Qui peut pénétrer le sens de l'histoire dont nous sommes pourtant si proches, mesurer l'étendue de ses tragédies et sonder la profondeur de ses desseins ? Assurément, toute certitude doit être atténuée, toute affirmation hardie dédaignée.
L'incertitude au sujet du contenu de la mission ne peut masquer la certitude de l'existence de celle-ci.
Qu'en est-il de nos jours de l'existence juive. En dépit d'un climat assimilationniste très prononcé, le juif essaye avec beaucoup de difficultés de garder son identité, souvent sans but apparent, souvent par instinct et presque par intuition.
Fréquemment ignorant de son passé, et même de toutes les possibilités d'expression offertes par le présent, il se contente simplement d'exister ; cependant même ainsi, il peut servir une fin qui le dépasse. Peut-être est-ce la destinée du juif contemporain d'assurer la présence sur notre globe d'une minorité et d'une diversité.
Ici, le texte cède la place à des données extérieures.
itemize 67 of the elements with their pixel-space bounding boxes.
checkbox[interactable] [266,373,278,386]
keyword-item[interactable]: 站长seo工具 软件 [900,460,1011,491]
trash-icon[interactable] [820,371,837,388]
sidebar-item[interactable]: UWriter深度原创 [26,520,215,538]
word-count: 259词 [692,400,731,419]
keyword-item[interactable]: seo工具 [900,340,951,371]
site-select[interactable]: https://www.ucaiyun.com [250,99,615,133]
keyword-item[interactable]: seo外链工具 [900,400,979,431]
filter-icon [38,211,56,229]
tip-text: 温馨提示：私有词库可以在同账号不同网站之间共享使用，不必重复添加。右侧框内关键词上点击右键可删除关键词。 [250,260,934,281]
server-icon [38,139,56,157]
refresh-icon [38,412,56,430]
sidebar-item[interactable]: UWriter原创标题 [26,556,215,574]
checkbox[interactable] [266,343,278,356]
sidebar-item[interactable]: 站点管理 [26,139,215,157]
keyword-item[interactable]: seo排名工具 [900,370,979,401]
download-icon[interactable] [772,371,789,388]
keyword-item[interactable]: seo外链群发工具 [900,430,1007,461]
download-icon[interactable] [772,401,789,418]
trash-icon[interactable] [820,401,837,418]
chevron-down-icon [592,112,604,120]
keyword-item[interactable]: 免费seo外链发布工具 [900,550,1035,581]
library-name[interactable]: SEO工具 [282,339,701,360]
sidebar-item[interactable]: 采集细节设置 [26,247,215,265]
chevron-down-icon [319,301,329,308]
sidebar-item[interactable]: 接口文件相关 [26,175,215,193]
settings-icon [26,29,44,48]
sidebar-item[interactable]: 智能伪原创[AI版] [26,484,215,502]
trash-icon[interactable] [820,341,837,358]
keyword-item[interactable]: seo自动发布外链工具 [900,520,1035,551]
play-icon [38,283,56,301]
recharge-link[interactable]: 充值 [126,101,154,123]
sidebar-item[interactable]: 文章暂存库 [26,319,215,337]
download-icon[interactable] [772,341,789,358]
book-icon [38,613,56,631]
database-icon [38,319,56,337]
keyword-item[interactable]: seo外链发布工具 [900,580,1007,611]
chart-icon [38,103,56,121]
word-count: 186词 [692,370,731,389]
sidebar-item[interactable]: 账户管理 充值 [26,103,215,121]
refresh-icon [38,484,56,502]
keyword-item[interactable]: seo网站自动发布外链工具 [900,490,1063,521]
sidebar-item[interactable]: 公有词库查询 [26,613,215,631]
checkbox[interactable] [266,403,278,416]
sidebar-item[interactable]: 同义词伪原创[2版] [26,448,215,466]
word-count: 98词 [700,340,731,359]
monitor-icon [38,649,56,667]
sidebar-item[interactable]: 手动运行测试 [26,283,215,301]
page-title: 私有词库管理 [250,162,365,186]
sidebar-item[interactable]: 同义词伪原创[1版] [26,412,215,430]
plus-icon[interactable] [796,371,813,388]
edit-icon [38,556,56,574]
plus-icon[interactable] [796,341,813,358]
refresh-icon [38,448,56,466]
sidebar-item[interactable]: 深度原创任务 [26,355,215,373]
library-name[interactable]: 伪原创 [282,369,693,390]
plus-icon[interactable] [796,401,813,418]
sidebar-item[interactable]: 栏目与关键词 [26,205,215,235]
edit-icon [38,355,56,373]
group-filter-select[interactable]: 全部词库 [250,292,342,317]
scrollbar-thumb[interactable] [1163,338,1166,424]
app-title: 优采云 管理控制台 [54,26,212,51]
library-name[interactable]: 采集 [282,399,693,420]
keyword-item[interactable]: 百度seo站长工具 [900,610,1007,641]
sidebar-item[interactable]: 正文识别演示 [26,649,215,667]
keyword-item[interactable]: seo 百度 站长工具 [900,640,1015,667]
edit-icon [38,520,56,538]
Il le fait à la fois volontairement et involontairement, dénigré et solitaire, mais toujours poussé à rester lui-même, fût-ce malgré lui.
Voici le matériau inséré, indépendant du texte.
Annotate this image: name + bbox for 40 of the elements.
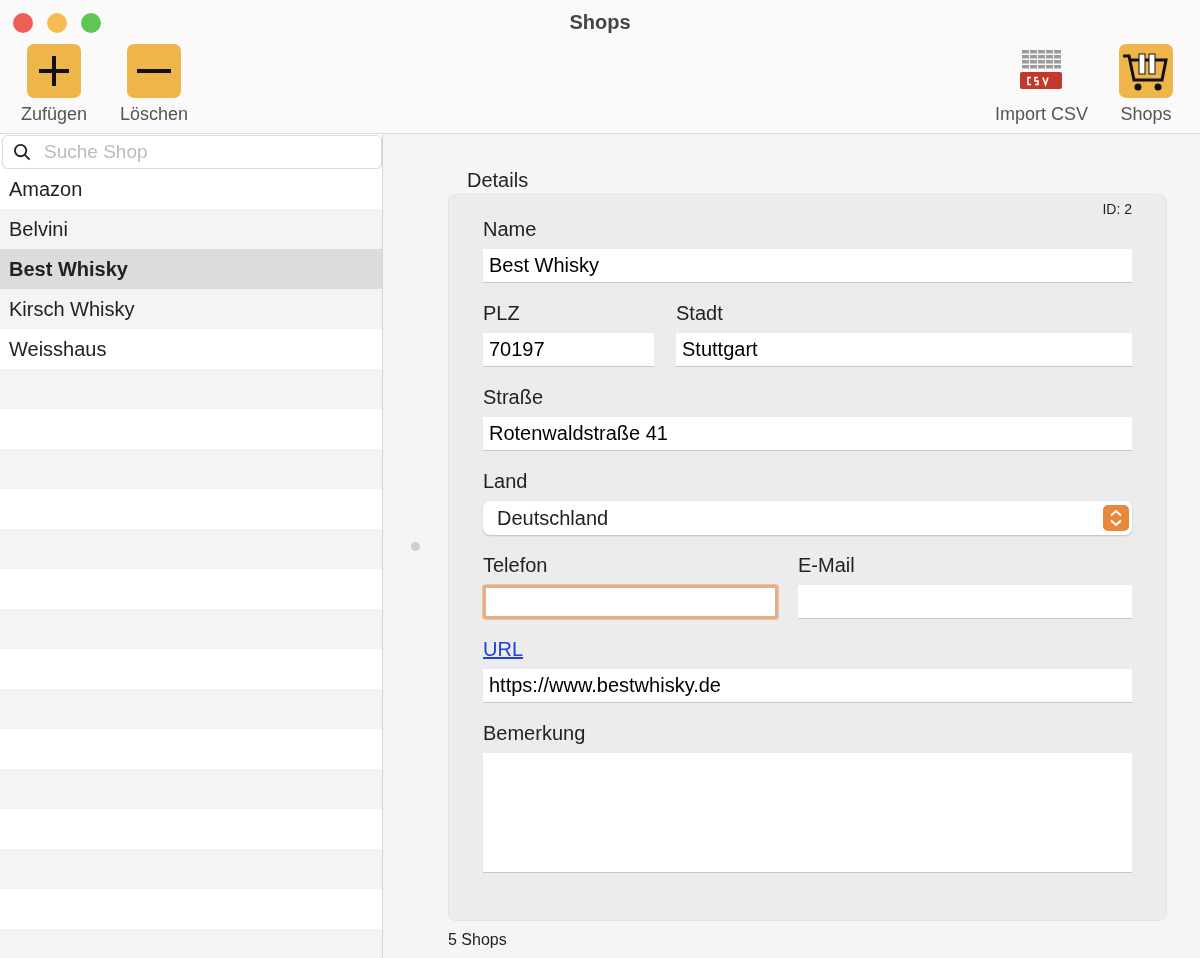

Les juifs qui désirent faire partie du monde, se trouvent contraints d'en être séparés. Ce fut leur lot jadis, quelquefois de gré, le plus souvent de force et, avec le temps, cela devint un aspect inéluctable de l'existence juive. La sainteté conduit toujours à l'isolement. "Kadoch" signifie saint, consacré et par là même ce qui tend à être "Kadoch" est mis à part.La séparation, la solitude ne feraient-elles pas partie de notre élection ?
C'est possible.
Peut-être est-ce notre lot d'aujourd'hui: être admis à la même culture, mais non pas assimilés ; être totalement dans ce monde et cependant au-delà de ce monde ; être à la fois des citoyens loyaux en beaucoup de pays et des internationalistes convaincus ; être propagateurs de nombreuses cultures et ne jamais être connus d'elles ; être acceptables, mais jamais tout à fait acceptés. Kadoch ce signe est gravé sur le front du juif jusqu'à la fin des temps. C'est D.ieu qui l'a voulu pour le bien ou pour le pire. L’existence juive présente cette particularité qui n'a pas été démentie par l'histoire .
Dans son livre "Clefs pour le judaïsme" le professeur André Néher z!l fait remarquer très justement. Dans la condition juive, s'expérimente en quelque sorte, la condition humaine. Le monde a besoin du juif, mais le juif attend et espère que le monde éprouve et exprime ce besoin."
En ce début de l'année religieuse exprimons ce voeu contenu dans la amida de Roch-Hachana "que l'homme peut instaurer malgré ses divergences un ordre nouveau où l'Humanité ne formera plus qu'un seul et même faisceau "agouda a'hat" au service d'un même idéal de justice, de paix et d'amour".